Instantly, my cheeks burned as I realized I had committed a grievous wrong. So great was my shame that it’s blocked out any memory of how, exactly, Jacqueline reacted. All I recall is wishing I could dissolve into metallic goo and seep away through a hole in the ground, a la Alex Mack. I shouldn’t have told her!

I’ve felt guilty about it ever since. Each year, around Christmas, I recall the events of that afternoon and wonder: Did my gaffe kill part of her hopeful, glittering soul? Does she think of me each year by the Christmas tree, her eggnog made bitter by the memory of the day I took an ax to her childish sense of awe and wonder? How often did kids spoil Santa for their classmates?

For the first questions, I turned to Facebook. I sent Jacqueline a message, then waited anxiously for her reply. For the last one, I called my old elementary school teachers.

My second-grade teacher, Robin Bell, put the episode into perspective. “I think maybe you’ve exaggerated it in your mind,” she offered. She’s watched kids hear the truth before, but it has “never destroyed anyone.” Just a few days ago, during a geography lesson on why magnets work, a kid announced that the North Pole is where Santa lives.
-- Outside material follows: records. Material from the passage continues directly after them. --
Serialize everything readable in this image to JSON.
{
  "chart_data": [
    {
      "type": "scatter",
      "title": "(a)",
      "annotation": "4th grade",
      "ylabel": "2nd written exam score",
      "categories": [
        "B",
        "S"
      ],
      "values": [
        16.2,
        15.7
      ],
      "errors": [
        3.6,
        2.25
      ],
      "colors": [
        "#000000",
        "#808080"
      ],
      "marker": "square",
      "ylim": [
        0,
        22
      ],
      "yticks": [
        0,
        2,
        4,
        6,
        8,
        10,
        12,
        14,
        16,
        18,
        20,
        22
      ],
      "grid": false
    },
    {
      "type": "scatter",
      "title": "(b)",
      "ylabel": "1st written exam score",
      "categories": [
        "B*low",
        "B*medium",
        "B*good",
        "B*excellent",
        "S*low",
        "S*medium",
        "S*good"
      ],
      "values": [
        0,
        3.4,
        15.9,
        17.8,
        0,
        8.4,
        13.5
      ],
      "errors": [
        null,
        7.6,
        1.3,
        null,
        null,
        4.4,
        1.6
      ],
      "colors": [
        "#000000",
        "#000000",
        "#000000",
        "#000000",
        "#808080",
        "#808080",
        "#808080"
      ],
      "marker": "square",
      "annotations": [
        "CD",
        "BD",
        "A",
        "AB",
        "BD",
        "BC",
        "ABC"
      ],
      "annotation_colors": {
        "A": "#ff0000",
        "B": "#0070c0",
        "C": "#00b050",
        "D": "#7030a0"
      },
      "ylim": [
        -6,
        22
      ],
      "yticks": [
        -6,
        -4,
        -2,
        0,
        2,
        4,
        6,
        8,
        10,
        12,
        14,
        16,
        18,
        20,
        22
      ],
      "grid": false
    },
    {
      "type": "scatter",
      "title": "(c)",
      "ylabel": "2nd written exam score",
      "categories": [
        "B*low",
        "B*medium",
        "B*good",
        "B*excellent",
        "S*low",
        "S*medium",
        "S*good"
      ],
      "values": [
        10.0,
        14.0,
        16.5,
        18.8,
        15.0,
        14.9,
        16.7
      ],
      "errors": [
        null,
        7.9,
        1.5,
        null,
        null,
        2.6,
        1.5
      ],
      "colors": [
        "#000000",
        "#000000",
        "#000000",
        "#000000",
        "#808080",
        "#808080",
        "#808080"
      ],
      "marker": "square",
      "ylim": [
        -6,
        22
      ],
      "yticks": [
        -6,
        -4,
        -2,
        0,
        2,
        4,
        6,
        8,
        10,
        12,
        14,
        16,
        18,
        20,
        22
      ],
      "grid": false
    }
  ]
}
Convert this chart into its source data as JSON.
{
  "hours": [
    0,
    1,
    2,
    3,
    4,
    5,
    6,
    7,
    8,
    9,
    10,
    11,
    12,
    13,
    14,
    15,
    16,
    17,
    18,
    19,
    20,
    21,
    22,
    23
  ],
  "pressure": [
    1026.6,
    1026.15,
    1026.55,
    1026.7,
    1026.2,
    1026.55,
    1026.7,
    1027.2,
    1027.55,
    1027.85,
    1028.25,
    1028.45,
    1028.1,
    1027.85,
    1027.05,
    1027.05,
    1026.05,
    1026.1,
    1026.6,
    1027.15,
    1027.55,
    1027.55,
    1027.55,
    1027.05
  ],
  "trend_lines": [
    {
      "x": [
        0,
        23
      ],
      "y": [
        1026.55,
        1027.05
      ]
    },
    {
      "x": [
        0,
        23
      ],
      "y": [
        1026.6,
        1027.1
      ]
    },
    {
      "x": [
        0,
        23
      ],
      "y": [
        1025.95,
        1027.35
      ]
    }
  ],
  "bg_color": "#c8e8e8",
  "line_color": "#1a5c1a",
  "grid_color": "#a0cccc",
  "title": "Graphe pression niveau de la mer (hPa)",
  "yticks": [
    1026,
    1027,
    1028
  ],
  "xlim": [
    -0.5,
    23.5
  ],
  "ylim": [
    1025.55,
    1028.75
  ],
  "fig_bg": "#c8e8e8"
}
Another student spat back, “There is no Santa!”

“I was like, ‘Well, that’s what some people think, but there could be a Santa! You never know!’ ” Bell recalled. The child, she said, looked quizzical. Not distraught. The Santa reveal, she said, is less of a problem these days, “because kids are more savvy and sophisticated. They aren’t quite as protected. I think there is less belief in things like that.”
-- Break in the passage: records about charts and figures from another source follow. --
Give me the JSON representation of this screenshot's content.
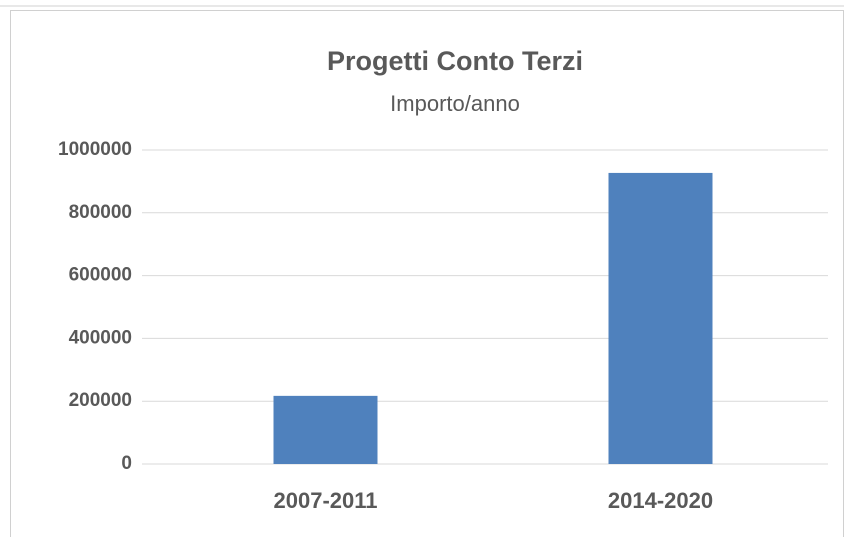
{
  "chart_data": {
    "type": "bar",
    "title": "Progetti Conto Terzi",
    "subtitle": "Importo/anno",
    "categories": [
      "2007-2011",
      "2014-2020"
    ],
    "values": [
      217000,
      927000
    ],
    "color": "#4f81bd",
    "ylim": [
      0,
      1000000
    ],
    "yticks": [
      0,
      200000,
      400000,
      600000,
      800000,
      1000000
    ],
    "grid": true
  }
}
Not so, said my fourth-grade teacher, JoAnn Tennenbaum. Kids still believe. The 30-year teaching veteran has taught many classes split along Santa-belief party lines. To avoid the tension, she sidesteps the subject. But certain topics are Santa minefields. One year, while discussing a charity project, which involved purchasing Christmas presents for poor families, one student asked a logical question: Why did he need to buy gifts for the poor kids? Wouldn’t Santa take care of that? Tennenbaum was stunned. The poor children don’t have mom and dad presents to supplement Santa’s, she sputtered. And Santa could only bring those kids one or two gifts.
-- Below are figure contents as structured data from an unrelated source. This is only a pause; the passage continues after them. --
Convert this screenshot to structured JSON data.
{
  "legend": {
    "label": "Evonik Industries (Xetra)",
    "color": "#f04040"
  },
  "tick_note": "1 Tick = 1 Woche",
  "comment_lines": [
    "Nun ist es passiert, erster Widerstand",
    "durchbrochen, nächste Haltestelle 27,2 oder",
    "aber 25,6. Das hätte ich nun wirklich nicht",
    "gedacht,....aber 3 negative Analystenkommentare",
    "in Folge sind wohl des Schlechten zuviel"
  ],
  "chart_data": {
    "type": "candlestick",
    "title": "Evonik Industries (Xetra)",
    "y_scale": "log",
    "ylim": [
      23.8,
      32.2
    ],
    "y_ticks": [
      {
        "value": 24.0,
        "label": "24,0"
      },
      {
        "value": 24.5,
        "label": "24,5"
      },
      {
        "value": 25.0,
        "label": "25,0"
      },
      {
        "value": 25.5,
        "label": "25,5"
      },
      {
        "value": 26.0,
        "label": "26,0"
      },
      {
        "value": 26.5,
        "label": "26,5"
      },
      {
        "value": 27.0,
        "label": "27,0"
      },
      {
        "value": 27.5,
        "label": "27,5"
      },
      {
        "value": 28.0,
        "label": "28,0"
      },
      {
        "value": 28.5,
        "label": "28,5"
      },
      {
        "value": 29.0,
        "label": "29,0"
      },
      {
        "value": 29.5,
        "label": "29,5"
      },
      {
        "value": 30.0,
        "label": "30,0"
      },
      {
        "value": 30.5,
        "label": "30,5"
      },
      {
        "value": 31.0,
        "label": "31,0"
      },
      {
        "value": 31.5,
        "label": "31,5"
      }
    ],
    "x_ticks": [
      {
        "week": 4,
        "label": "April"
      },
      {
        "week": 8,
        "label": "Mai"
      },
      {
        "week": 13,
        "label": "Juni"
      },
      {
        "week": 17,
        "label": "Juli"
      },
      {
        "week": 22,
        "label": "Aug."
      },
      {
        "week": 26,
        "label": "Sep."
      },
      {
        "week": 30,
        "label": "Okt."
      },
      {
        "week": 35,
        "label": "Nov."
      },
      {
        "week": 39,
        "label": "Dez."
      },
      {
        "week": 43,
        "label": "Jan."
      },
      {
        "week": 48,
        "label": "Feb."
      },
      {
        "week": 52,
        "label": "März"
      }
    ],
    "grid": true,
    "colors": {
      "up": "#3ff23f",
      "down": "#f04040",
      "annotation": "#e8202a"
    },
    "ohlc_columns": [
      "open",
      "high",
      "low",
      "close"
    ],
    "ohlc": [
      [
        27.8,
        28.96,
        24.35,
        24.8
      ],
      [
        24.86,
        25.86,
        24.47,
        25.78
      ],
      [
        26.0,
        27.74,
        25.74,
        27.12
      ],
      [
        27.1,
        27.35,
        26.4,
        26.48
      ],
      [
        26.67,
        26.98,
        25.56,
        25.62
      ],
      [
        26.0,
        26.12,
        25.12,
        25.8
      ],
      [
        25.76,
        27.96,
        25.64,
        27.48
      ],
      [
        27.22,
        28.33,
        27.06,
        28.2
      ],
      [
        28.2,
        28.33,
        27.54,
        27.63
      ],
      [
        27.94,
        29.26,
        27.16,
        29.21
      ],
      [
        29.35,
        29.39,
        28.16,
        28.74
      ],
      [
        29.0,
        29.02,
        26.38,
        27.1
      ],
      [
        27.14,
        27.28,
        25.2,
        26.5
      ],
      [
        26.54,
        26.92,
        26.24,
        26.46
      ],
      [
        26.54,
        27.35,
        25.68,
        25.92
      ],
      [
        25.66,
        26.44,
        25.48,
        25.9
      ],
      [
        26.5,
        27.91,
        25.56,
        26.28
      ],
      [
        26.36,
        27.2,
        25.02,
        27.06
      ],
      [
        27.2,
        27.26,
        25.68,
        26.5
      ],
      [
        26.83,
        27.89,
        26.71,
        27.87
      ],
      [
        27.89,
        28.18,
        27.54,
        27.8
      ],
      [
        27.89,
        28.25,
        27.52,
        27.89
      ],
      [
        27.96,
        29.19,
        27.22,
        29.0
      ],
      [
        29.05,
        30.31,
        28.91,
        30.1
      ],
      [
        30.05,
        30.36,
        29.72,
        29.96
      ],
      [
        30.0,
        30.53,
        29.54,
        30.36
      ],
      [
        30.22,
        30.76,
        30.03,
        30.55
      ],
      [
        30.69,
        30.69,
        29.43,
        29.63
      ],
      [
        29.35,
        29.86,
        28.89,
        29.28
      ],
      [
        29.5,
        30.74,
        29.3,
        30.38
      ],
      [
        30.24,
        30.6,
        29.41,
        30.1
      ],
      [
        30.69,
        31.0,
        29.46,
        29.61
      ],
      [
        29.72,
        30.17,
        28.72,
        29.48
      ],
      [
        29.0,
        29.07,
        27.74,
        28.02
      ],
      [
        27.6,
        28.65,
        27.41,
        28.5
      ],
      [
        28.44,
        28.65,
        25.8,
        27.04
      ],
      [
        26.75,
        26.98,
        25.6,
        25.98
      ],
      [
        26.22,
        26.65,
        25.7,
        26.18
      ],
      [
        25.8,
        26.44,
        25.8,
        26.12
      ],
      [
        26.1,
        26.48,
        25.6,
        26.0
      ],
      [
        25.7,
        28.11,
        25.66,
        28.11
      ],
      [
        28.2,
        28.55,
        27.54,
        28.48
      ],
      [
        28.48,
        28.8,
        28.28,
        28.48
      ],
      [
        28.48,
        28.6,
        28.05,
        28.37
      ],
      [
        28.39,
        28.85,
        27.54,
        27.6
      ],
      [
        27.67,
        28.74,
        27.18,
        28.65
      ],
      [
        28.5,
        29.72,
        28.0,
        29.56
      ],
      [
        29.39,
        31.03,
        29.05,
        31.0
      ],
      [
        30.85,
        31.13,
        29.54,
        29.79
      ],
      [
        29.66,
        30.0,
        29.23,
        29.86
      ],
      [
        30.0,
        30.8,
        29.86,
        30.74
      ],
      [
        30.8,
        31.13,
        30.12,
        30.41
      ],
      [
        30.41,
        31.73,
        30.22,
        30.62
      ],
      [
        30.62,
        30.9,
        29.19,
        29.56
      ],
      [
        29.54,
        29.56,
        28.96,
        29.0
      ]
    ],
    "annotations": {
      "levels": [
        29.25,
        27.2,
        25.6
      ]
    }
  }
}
But even the occasional verbal slip-up does little to erode a kid’s ironclad belief. When kids argue about the old man’s existence, zealots tend to distrust the deniers, Tennenbaum says. It’s tougher than you’d think to shake the faith.

So maybe there was hope that I hadn’t destroyed Jacqueline’s childhood. When I saw her reply in my inbox a couple days later, I clicked anxiously. “To be honest,” she wrote, “I have zero recollection of that happening.” A different girl, Carolyn, broke the devastating news, she said. “But maybe it was me who you told and I just blocked it out? Maybe … I just didn’t believe you?”

She didn’t believe me? All those years of guilt for nothing? But apparently, while my Santa denial was merely hearsay, Carolyn had visual evidence to back up her claim. She’d gone to the bathroom in the middle of the night and seen her parents setting up gifts. “She told me in a sort of ‘oh no, I didn’t mean to see but I did …’ kind of way. We were both so horrified!”

Discovering the truth about Santa doesn’t destroy a childhood—it just propels kids forward on the path to adulthood. Jacqueline got over the loss of her fantasy gift-giver. “I don’t ever remember it being super traumatic or scarring,” she told me. “I definitely remember feeling older and wiser now that I knew Santa wasn’t real.”

It seems like it’s the parents who really have a tough time. They’re the ones who wrote in to the Chicago news anchor, the ones who demanded the New York elementary school take action. Even my mother, well after admitting the truth about Santa, kept the Tooth Fairy alive as long as she could (until I woke to find her slipping a silver dollar under my pillow). “It was one of the last vestiges of your childhood,” she told me.

Maybe the person I should’ve apologized to was Jacqueline’s mom.